Kristen Stewart Is Right: 1984 Is Kind of an Epic Love Story

The actress's claims have horrified Orwell devotees, but if the book's romantic plot isn't convincing, it's only because the dystopian classic itself is flawed.

Jack Dempsey / AP; AP

Kristen Stewart is going to be starring in a film version of 1984 titled Equals. In an interview, she described the narrative as "a love story of epic, epic, epic proportion." So, George Orwell was not, it turns out, writing a bitter denunciation of totalitarianism. He was writing that least respected of literary genres, a romance novel.

CJ Ciaramella at The Federalist expressed the bitter horror of Orwell-philes everywhere at this coming Hollywood lovey-dovey desecration of the great man's work. He disparages Stewart for her role as "a semi-sentient mannequin in Twilight," and goes on to explain that 1984 is not a love story of any sort.

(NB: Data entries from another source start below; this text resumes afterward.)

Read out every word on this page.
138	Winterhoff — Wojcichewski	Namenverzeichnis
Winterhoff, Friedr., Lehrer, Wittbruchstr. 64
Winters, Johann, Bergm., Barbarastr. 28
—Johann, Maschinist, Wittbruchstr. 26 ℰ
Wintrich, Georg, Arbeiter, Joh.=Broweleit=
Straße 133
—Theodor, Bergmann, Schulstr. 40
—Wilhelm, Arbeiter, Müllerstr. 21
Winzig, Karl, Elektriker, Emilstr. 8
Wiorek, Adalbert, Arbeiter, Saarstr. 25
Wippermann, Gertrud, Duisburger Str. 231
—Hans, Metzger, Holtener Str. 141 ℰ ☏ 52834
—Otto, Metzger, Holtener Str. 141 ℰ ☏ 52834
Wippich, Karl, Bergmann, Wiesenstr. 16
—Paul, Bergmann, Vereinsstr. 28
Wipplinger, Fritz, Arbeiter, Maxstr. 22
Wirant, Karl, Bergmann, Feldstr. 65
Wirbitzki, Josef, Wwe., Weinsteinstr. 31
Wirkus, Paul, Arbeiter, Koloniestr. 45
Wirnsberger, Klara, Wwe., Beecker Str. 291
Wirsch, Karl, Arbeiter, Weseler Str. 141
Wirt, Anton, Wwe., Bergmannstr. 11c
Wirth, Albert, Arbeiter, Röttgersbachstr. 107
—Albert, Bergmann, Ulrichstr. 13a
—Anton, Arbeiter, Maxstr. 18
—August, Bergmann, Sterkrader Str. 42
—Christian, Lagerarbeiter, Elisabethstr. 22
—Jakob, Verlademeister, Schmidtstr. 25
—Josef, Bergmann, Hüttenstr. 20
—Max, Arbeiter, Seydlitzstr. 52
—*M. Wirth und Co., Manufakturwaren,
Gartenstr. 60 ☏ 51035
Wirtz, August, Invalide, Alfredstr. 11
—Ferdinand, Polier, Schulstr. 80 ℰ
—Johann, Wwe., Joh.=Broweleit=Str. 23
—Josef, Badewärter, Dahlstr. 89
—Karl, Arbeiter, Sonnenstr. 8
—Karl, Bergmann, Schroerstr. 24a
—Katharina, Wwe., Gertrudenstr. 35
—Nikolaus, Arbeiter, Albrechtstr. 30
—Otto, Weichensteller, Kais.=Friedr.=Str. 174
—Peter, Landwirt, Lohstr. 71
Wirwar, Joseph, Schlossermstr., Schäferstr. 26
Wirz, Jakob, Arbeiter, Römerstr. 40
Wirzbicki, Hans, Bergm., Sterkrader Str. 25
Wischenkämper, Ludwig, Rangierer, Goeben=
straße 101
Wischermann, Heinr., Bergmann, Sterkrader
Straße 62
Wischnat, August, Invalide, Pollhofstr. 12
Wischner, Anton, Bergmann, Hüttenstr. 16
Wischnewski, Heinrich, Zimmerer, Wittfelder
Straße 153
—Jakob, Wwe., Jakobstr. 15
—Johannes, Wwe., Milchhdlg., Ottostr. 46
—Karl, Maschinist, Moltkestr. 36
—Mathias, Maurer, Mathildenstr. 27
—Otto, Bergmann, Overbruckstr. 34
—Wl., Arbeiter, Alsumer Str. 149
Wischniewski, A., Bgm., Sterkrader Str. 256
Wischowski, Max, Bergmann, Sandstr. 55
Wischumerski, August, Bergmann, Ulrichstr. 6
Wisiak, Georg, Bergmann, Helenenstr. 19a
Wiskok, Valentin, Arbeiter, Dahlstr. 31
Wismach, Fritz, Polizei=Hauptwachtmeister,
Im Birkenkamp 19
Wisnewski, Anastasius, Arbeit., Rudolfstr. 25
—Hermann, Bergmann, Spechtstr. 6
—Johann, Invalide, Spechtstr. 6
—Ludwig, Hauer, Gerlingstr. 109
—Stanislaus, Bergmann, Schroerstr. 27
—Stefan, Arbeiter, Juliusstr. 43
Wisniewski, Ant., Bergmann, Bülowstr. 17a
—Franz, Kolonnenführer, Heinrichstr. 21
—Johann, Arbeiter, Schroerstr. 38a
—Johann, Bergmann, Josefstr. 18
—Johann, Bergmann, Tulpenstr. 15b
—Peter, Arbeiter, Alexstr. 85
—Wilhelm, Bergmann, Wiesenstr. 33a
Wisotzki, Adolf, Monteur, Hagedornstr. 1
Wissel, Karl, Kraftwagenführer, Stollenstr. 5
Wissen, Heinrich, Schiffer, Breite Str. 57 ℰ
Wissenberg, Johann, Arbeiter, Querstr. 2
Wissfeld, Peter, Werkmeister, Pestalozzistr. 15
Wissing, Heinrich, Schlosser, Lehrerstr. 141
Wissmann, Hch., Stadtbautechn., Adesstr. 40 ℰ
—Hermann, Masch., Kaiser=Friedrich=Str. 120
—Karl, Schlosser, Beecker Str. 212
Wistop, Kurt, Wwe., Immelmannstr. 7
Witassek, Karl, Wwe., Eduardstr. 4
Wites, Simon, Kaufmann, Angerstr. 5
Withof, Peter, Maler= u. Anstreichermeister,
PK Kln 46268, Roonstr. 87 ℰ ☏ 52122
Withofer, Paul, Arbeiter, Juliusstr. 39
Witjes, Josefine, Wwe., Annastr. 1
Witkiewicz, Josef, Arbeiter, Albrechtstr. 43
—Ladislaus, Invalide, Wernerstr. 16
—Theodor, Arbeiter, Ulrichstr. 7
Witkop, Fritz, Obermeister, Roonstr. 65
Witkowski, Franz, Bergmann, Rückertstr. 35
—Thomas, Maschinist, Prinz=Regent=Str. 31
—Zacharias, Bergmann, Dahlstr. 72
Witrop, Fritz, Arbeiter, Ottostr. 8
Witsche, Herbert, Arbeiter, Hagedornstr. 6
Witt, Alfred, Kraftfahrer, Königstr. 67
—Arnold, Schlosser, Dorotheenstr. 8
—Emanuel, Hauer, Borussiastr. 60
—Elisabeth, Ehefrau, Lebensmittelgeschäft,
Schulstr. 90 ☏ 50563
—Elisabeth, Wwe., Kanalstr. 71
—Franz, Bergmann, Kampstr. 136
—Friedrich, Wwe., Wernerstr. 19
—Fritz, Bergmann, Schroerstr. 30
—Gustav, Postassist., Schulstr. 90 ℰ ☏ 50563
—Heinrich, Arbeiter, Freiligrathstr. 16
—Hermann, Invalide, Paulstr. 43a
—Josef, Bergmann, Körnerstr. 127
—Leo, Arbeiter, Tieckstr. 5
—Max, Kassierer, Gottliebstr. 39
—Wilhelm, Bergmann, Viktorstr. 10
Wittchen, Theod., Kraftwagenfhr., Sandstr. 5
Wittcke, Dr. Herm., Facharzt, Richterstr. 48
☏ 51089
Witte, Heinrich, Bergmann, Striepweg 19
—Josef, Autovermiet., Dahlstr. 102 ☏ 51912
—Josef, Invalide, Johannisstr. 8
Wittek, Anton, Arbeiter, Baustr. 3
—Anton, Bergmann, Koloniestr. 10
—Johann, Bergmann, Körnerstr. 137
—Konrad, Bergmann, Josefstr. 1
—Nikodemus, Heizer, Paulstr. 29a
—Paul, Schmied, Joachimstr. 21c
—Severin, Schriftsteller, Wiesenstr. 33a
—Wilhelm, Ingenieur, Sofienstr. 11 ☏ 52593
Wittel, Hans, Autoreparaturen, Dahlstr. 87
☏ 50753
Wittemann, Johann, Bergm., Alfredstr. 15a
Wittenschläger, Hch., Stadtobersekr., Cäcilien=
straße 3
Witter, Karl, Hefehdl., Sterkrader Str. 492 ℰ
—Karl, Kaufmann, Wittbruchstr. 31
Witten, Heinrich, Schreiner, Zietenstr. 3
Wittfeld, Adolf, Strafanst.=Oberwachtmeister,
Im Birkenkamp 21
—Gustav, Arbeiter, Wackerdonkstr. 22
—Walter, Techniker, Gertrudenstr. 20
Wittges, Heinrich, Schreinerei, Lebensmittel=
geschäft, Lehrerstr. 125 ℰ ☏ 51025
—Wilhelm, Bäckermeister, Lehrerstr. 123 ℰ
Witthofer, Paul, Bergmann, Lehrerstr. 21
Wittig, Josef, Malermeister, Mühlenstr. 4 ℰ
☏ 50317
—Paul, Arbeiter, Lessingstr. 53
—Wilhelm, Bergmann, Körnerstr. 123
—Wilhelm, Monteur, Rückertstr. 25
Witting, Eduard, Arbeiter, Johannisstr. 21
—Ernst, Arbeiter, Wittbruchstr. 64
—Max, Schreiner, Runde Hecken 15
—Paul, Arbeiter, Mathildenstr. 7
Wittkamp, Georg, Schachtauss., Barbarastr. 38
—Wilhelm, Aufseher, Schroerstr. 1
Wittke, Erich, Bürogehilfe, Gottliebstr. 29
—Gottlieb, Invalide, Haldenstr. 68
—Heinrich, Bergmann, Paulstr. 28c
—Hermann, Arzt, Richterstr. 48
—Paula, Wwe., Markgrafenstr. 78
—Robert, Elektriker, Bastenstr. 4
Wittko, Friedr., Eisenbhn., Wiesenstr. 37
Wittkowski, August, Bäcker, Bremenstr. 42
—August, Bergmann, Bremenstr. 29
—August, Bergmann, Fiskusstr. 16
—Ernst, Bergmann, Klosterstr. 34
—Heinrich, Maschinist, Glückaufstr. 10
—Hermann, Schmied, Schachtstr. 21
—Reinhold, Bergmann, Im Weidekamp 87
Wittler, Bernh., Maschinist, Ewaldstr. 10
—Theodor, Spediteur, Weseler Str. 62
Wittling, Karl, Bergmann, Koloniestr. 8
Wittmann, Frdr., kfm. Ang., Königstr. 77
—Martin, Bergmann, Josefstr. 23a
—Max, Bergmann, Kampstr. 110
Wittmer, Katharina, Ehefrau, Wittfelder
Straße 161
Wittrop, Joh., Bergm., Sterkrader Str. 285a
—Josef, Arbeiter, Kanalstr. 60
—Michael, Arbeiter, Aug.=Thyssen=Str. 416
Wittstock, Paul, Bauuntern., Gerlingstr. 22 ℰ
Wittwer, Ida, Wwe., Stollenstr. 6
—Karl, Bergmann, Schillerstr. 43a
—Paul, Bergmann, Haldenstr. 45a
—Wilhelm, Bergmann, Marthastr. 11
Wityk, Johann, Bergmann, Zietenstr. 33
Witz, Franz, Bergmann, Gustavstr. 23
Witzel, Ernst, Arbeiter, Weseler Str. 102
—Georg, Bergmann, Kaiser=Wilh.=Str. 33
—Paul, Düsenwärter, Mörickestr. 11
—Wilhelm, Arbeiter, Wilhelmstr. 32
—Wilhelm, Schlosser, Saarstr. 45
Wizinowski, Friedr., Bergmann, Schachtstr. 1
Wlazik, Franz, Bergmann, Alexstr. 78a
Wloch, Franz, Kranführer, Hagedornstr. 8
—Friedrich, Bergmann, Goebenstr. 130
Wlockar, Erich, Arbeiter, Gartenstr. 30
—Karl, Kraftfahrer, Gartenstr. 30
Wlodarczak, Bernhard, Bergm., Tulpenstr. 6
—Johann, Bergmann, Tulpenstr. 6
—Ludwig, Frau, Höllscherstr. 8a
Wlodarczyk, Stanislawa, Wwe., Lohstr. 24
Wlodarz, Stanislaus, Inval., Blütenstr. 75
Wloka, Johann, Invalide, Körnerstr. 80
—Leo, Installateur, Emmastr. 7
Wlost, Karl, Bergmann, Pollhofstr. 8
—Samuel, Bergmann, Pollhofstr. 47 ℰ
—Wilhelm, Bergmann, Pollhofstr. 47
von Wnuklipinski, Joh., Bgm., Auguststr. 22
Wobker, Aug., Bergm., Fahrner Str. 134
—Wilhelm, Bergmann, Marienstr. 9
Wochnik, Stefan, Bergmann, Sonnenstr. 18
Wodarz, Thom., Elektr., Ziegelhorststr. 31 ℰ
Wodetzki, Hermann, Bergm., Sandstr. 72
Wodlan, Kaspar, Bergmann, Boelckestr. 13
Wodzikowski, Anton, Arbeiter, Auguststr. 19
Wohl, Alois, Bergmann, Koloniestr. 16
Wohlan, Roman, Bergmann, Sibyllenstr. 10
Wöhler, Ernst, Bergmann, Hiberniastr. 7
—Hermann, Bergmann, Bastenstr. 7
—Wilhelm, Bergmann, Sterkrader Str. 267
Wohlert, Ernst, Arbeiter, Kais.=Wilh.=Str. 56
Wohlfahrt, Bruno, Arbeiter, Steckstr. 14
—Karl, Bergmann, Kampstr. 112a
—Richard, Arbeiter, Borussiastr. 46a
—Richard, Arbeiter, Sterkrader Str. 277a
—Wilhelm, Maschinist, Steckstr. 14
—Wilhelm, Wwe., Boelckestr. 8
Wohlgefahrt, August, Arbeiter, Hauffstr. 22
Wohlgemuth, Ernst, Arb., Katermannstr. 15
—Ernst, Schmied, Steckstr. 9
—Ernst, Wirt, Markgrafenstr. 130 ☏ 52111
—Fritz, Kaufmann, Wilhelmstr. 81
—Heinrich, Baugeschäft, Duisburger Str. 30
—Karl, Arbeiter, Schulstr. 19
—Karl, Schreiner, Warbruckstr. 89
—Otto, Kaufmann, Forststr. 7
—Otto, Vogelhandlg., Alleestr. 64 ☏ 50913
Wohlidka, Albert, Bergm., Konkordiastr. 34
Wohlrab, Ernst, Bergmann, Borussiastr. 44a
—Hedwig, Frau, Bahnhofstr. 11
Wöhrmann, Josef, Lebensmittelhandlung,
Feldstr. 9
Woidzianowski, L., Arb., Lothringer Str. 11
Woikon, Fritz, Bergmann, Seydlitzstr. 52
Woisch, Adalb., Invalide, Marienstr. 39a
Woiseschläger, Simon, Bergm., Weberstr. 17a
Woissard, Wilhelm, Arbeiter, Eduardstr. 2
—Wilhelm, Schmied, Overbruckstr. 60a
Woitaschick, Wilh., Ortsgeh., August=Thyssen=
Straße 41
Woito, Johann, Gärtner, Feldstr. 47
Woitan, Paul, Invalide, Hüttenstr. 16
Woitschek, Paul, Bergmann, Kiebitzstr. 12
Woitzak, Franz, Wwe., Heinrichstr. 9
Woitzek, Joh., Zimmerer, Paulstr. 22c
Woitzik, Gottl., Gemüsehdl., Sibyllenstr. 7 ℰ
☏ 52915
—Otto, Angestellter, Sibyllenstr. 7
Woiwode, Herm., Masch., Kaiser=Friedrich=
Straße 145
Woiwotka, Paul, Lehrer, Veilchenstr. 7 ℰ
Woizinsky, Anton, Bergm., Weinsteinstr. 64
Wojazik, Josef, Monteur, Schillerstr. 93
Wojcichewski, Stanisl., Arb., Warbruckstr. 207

On the contrary, the book in his view "argues quite convincingly that the state can deny the humanity of everyone. [The protagonists] Winston and Julia are no longer capable of love by the last chapter, having volunteered each other under duress for unspeakable torture."

Orwell is, of course, famous for linking totalitarianism to the denial of history and objective reality: "Freedom is the freedom to say that two plus two equals four." But, as Stewart suggests, the bulk of the novel, and the main content of Winston's betrayal, is not an exercise in mathematics, but rather the romance plot.

It is when Julia first passes Winston a note saying, "I love you" that his half-formed rebellion takes concrete shape and form. The couple's first sexual encounter is specifically described as "a blow struck against the Party … a political act." It isn't math or history that strikes that blow, but love. "If they could make me stop loving you, that would be the real betrayal," Winston says. To which Julia replies, "They can't do that … It's the one thing they can't do." Even if you read that as doomed, it's still a fairly romantic bit of dialogue, insisting as it does on the existence of love "in a world where," as Stewart says, "love really doesn't exist anymore."

It turns out, alas, that Julia is wrong; "they" can get inside you. Ciaramella triumphantly quotes the passage in the book where the couple admits that their love has been hollowed out:

“Sometimes,” she said, “they threaten you with something you can’t stand up to, can’t even think about. And then you say, ‘Don’t do it to me, do it to somebody else, do it to So-and-so.’ And perhaps you might pretend, afterwards, that it was only a trick and that you just said it to make them stop and didn’t really mean it. But that isn’t true. At the time when it happens you do mean it. You think there’s no other way of saving yourself, and you’re quite ready to save yourself that way. You want it to happen to the other person. You don’t give a damn what they suffer. All you care about is yourself.”

Ciaramella goes on to argue that, since Winston was doomed as soon as he began to keep a diary at the beginning of the book, the love affair is essentially gratuitous—Winston would have been taken by the thought police anyway. "Diluting this message," of lovelessness and despair, Ciaramella concludes "is a gross affront to the book."

Ciaramella may be right to an extent that the love affair isn't very convincing, but part of the reason for that is that 1984 is an imperfect book. Orwell is able to imagine newspeak and Big Brother and the chief torturer O'Brien with great power, but when he comes to portraying Julia, he flails. She's thoughtless, primitive, interested only in things of the body rather than the mind — "only a rebel from the waist downwards," as Winston calls her. We never really learn why, or feel why, she loves the older, not particularly attractive Winston. We merely know she does because she says so and because, as soon as they meet in private, she starts calling him "dear.” She's just a stereotypical Manic Pixie Dream Girl who's part of Winston's story, not the other way around. So it's not exactly a surprise that she betrays Winston immediately, or that, as O'Brien says, just about licking his lips, "All her rebelliousness, her deceit, her folly, her dirty-mindedness—everything has been burned out of her." None of it was ever really there to begin with.

So I suppose you could argue, then, that Orwell is emotionally and thematically opposed to his own romance plot—that he, like Big Brother, just lets it spin out the better to crush his characters. From this perspective, Orwell's unsentimental toughness and Big Brother's unsentimental toughness have an uncomfortable congruence. It is possible, as Ciaramella does, to create a clear-eyed, brutal Orwell, who sees the world as defined by violence, not foolish sentiment. (It was such an Orwell who Christopher Hitchens would deploy on behalf of the Iraq War.)

I prefer to think, though, that whatever Eric Blair's limitations as a writer of female characters, he did, in fact, believe in love. Winston, at the end, abandons Julia for big Brother. But does that mean that the relationship with Julia never existed? O'Brien would say it didn't. Memory, history, love; for the Party, none of them are real. It seems to me that Kristen Stewart is on the side of the resistance, and of Orwell, when she says that O'Brien is wrong, and that 1984 is a romance.


CJ Ciaramella's name was misspelled in a number of instances in the original version of this piece. We regret the errors.